The life and fate of mesenchymal stem cells

Abstract

Mesenchymal stem cells (MSC) are present throughout the body and are thought to play a role in tissue regeneration and control of inflammation. MSC can be easily expanded in vitro and their potential as a therapeutic option for degenerative and inflammatory disease is therefore intensively investigated. Whilst it was initially thought that MSC would replace dysfunctional cells and migrate to sites of injury to interact with inflammatory cells, experimental evidence indicates that the majority of administered MSC get trapped in capillary networks and have a short life span. In this review, we discuss current knowledge on the migratory properties of endogenous and exogenous MSC and confer on how culture-induced modifications of MSC may affect these properties. Finally, we will discuss how, despite their limited survival, administered MSC can bring about their therapeutic effects.
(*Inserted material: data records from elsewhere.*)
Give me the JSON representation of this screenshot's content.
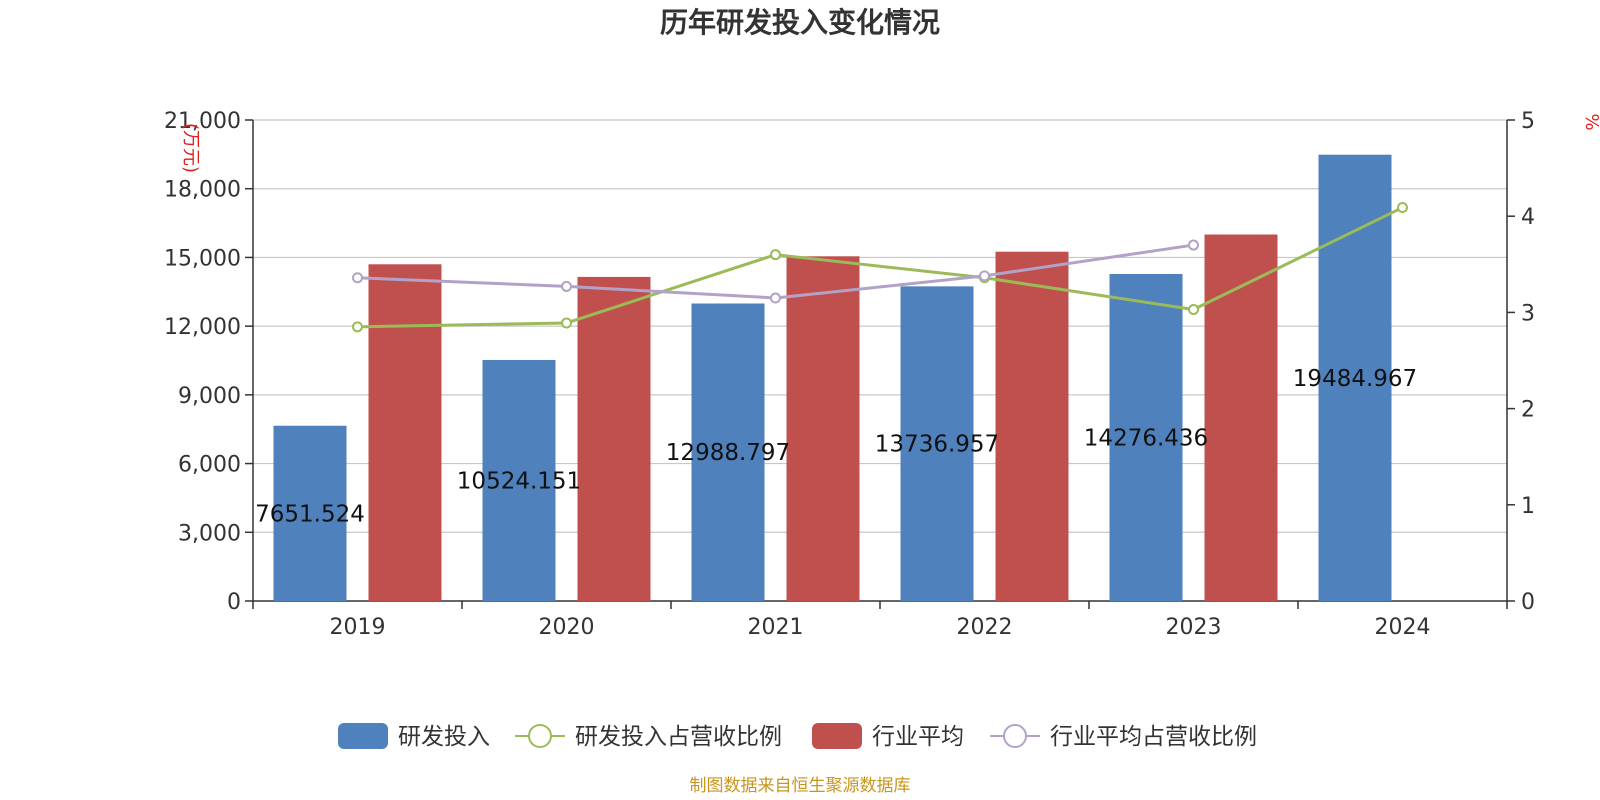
{
  "chart_data": {
    "type": "bar",
    "title": "历年研发投入变化情况",
    "categories": [
      "2019",
      "2020",
      "2021",
      "2022",
      "2023",
      "2024"
    ],
    "left_axis": {
      "unit": "(万元)",
      "ylim": [
        0,
        21000
      ],
      "ticks": [
        0,
        3000,
        6000,
        9000,
        12000,
        15000,
        18000,
        21000
      ],
      "tick_labels": [
        "0",
        "3,000",
        "6,000",
        "9,000",
        "12,000",
        "15,000",
        "18,000",
        "21,000"
      ]
    },
    "right_axis": {
      "unit": "%",
      "ylim": [
        0,
        5
      ],
      "ticks": [
        0,
        1,
        2,
        3,
        4,
        5
      ],
      "tick_labels": [
        "0",
        "1",
        "2",
        "3",
        "4",
        "5"
      ]
    },
    "grid": true,
    "legend_position": "bottom",
    "series": [
      {
        "name": "研发投入",
        "kind": "bar",
        "axis": "left",
        "color": "#4f81bd",
        "values": [
          7651.524,
          10524.151,
          12988.797,
          13736.957,
          14276.436,
          19484.967
        ],
        "data_labels": [
          "7651.524",
          "10524.151",
          "12988.797",
          "13736.957",
          "14276.436",
          "19484.967"
        ]
      },
      {
        "name": "研发投入占营收比例",
        "kind": "line",
        "axis": "right",
        "color": "#9bbb59",
        "values": [
          2.85,
          2.89,
          3.6,
          3.36,
          3.03,
          4.09
        ]
      },
      {
        "name": "行业平均",
        "kind": "bar",
        "axis": "left",
        "color": "#c0504d",
        "values": [
          14700,
          14150,
          15050,
          15250,
          16000,
          null
        ]
      },
      {
        "name": "行业平均占营收比例",
        "kind": "line",
        "axis": "right",
        "color": "#b3a2c7",
        "values": [
          3.36,
          3.27,
          3.15,
          3.38,
          3.7,
          null
        ]
      }
    ],
    "source": "制图数据来自恒生聚源数据库"
  }
}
Keywords: culture; homing; mesenchymal stem cells; migration; survival.

Figure 1

Two potential routes for recruitment of endogenous MSC after tissue injury. (A) Cytokines, chemokines, and growth factors like SCF, G-CSF, and SDF-1 are released by the injured tissue, which may trigger recruitment of MSC from the bone marrow to sites of injury via the circulation. (B) Alternatively, MSC are recruited from within tissues to sites of injury via migration within the stroma or via micro-capillaries. SCF, stem cell factor; G-CSF, granulocyte-colony stimulating factor; SDF-1, stromal cell derived factor-1; BM, bone marrow.

Figure 2

Proposed mechanism of action of intravenously injected cultured MSC. Administered culture-expanded MSC (large violet cells) target immune cells, including macrophages, and resident progenitor cells, including MSC (small red cells) via their secretome (e.g., TGF-β, PGE-2, and other factors) to stimulate immunomodulatory and regenerative processes. In addition, phagocytosis of MSC by macrophages may induce the formation of regulatory macrophages. TGF-β, transforming growth factor-β; PGE-2, prostaglandin E2.

Figure 3

Proposed model of MSC contribution to immune suppression and tissue repair. Intravenous administration of culture-expanded MSC (violet cells) leads to modulation of the function of endogenous MSC (red cells) and macrophages via the secretome of the administered cells (e.g., TGF-β, PGE-2, and other factors) and phagocytosis of MSC by macrophages. The activation of resident MSC and induction of regulatory macrophages induces tissue regeneration. MSC furthermore induce regulatory T cells via different mechanisms, including the secretion of TGF-β and an indirect elevation of IL2. Administration of MSC also elicits a systemic immune response, which triggers an immunosuppressive response.